British Antarctic Survey puts AI into ArctIc to aid caribou conservation

The research, led by scientists from Cambridge-headquartered British Antarctic Survey (BAS) in partnership with The Alan Turing Institute, WWF and the Government of Nunavut, demonstrates how this technology could assist local agencies in protecting critical migration routes which cross areas of land and sea ice.
The technology could help prevent ice-breaking vessels from disrupting these routes at key moments in the migration of caribou, ensuring they can safely travel south across areas of sea ice from their summer calving grounds.
The study, published in Ecological Solutions and Evidence combines satellite observations, GPS tracking, AI forecasting, and local expertise to create AI-informed migration early-warning systems for Dolphin and Union caribou (Rangifer tarandus groenlandicus x pearyi).
Dr Ellen Bowler, a machine learning research scientist at BAS and lead author of the study, explained: “Many Arctic animals’ life histories and movement patterns are intrinsically linked to sea ice, which grows and retreats with the seasons. Climate change is causing Arctic sea ice to recede and become less stable – which also means the region is becoming more accessible for ships. This combination of threats could have fatal consequences for iconic animals like caribou.
“This new technique combines our AI sea-ice forecasts with historic tracking data from the caribou, so we can predict when they are likely to start migrating based on when the sea ice forms. This means that local teams can take short-term action to support the migration by protecting sea ice migration routes from ice-breaking vessels. It’s exciting that AI could give such a positive real-world outcome.”
Dolphin and Union caribou migrate twice a year across sea ice which forms seasonally in the waterways between mainland Canada and Victoria Island. This transit sees the caribou gather on the banks of Victoria Island every autumn, waiting for sea ice to reform before they can migrate back south. They begin crossing once sufficient ice has formed, which varies annually.
Unfortunately, increasing numbers of caribou perish during these crossings due to lower sea ice quality, and ice-breaking vessels which pose a further threat by creating open-water leads, potentially blocking crucial migration routes. Local organisations are exploring how they can mitigate shipping impacts to protect the herd, which are vital to the lives and livelihoods of local Inuit and Inuvialuit people.
The authors developed a model combining caribou tracking data and satellite observations of sea ice to establish connections between sea ice formation and the timing of the autumn migration. The AI then forecasts when sea ice conditions triggering the autumn migration will be met, to give early-warnings of peak migration times which can be updated on an annual basis.
This ecological research builds on an existing machine learning model, IceNet, a probabilistic model shown to accurately predict sea ice extents up to three months in advance. IceNet is trained on satellite-derived observations and outperforms state-of-the-art traditional models, including in seasonal forecasts of summer sea ice. Developed by BAS and The Alan Turing Institute, IceNet is also set to aid navigation by the British Antarctic Survey research ship RRS Sir David Attenborough.

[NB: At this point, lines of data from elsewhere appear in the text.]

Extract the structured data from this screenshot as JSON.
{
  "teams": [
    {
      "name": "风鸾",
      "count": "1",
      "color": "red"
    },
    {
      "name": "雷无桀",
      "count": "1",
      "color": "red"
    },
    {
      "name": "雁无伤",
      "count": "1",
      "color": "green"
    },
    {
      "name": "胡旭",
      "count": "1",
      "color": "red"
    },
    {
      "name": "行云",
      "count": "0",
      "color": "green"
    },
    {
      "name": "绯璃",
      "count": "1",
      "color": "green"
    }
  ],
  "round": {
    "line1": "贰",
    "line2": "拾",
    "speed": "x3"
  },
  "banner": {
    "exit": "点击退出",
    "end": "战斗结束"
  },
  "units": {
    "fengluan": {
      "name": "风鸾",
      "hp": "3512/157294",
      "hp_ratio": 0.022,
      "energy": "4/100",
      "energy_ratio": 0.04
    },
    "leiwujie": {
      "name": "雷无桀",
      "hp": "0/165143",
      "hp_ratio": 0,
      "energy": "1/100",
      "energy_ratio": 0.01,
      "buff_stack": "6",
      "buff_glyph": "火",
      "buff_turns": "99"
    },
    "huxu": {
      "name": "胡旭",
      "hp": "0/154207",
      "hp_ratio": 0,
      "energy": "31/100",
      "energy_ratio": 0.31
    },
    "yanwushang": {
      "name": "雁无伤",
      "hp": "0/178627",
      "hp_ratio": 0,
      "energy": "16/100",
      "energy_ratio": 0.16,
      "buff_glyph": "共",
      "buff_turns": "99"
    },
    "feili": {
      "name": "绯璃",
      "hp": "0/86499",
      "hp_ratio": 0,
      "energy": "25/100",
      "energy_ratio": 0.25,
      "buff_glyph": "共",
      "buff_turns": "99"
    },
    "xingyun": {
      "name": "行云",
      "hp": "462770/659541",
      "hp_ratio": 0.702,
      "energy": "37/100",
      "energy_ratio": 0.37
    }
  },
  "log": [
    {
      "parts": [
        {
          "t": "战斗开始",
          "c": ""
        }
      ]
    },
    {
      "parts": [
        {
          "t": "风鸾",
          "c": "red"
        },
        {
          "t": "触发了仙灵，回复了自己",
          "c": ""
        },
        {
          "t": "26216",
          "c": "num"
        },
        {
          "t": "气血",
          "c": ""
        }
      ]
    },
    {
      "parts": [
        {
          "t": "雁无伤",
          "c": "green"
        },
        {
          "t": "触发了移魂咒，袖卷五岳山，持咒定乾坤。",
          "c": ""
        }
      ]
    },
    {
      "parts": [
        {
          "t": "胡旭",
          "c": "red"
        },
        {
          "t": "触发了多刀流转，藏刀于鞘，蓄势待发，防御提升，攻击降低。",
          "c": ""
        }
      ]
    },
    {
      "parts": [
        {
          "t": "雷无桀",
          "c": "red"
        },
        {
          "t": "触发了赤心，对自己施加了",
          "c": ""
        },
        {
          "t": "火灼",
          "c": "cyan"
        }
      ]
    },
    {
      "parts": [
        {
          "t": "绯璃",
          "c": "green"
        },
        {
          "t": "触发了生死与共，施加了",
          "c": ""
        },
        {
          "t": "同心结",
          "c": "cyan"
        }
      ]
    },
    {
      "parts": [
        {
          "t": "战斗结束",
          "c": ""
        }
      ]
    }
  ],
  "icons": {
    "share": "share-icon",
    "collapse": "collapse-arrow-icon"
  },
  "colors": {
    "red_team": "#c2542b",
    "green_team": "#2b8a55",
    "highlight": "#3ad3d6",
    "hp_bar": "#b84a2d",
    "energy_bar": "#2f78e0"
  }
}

The information provided by the AI model can support local agencies in making more informed and dynamic decisions - such as when and where to recommend short-term limits on ice-breaking activity by nearby ships. The AI model’s development and operation benefit greatly from invaluable local knowledge.
Dr Scott Hosking, co-author and Mission Director for Environmental Forecasting at The Alan Turing Institute said: “The Arctic is warming at four times the rate of the rest of the planet, resulting in rapid changes. In the hands of local conservation experts, and combined with their existing knowledge and practices, this tool could help mitigate the threats posed to wildlife and communities in the Arctic.”
The team are working to explore applications for other Arctic species, including iconic species such as polar bears and walrus. This could include predicting when polar bears are most likely to arrive on land near to communities, to mitigate against human-polar bear conflict.